Il sindaco ha dovuto non poco mediare tra laici e cattolici (ignoriamo se c’erano altre confessioni) per riuscire a deliberare. S’è rinunciato tra le altre cose alla dicitura “famiglia anagrafica” sostituita con“unione civile”. Il che ci pare fin meglio. Civile significa non barbaro, non belluino, non incivile, non buzzurro, non militarizzato ecc. mentre per “famiglia”, istituzionale laica o religiosa, potrebbe pur identificarsi, come da dimostrazione quotidiana, un covo dove si commettono le più impunite efferate violenze, oltre al femminicidio.

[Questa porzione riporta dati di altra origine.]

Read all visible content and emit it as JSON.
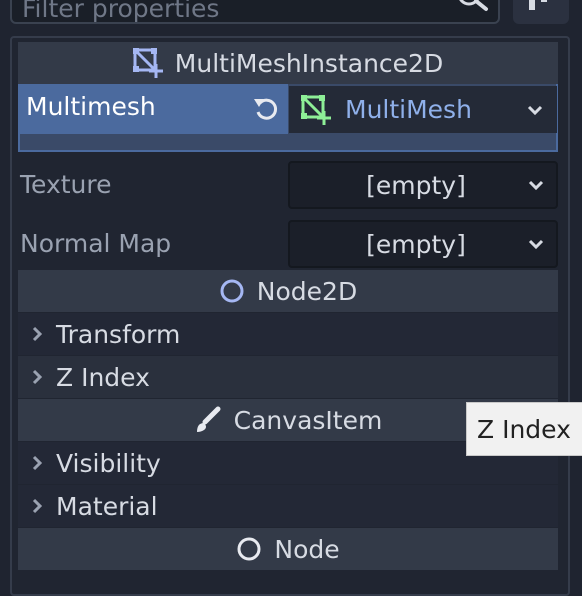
{
  "filter": {
    "placeholder": "Filter properties"
  },
  "sections": {
    "multimesh_instance": {
      "title": "MultiMeshInstance2D"
    },
    "node2d": {
      "title": "Node2D"
    },
    "canvas_item": {
      "title": "CanvasItem"
    },
    "node": {
      "title": "Node"
    }
  },
  "properties": {
    "multimesh": {
      "label": "Multimesh",
      "value": "MultiMesh"
    },
    "texture": {
      "label": "Texture",
      "value": "[empty]"
    },
    "normal_map": {
      "label": "Normal Map",
      "value": "[empty]"
    }
  },
  "groups": {
    "transform": "Transform",
    "z_index": "Z Index",
    "visibility": "Visibility",
    "material": "Material"
  },
  "tooltip": {
    "text": "Z Index"
  },
  "icons": {
    "search": "search-icon",
    "multimesh_instance": "multimesh-instance-icon",
    "reset": "reset-icon",
    "multimesh": "multimesh-icon",
    "node2d": "node2d-circle-icon",
    "canvas_item": "brush-icon",
    "node": "node-circle-icon"
  },
  "colors": {
    "accent_blue": "#4b6a9e",
    "resource_blue": "#8fb0ea",
    "node2d_blue": "#a5b7f3",
    "mesh_green": "#8eef97"
  }
}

S’è persino dovuto aggiungere “due” tra “insieme” e “persone legate da vincoli affettivi”, per evitare (incredibile!) il rischio di poligamia: ma non è già un reato nel nostro Stato, perseguibile d’ufficio (a differenza dell’incesto che è reato solo se reso pubblico, dunque crea scandalo)?

Tenuto conto che si parla di Persone e di vincoli affettivi riteniamo anche corretto informare che per “Persona” (cfr Wiki) hanno da intendersi “umani” dunque altre specie non sono contemplate e, quanto alla dicitura “vincoli affettivi”, si ribadisce che la sessualità non c’entra. A questo proposito ricordiamo la recentissima sentenza di Cassazione che ha omologato definitivamente l’assunto: svelare l’omosessualità degli altri è reato.

Si spera che quanto prima si arrivi anche a levare il prefisso “omo” perché la sessualità, qualunque essa sia, è esclusivo interesse privato tra le parti.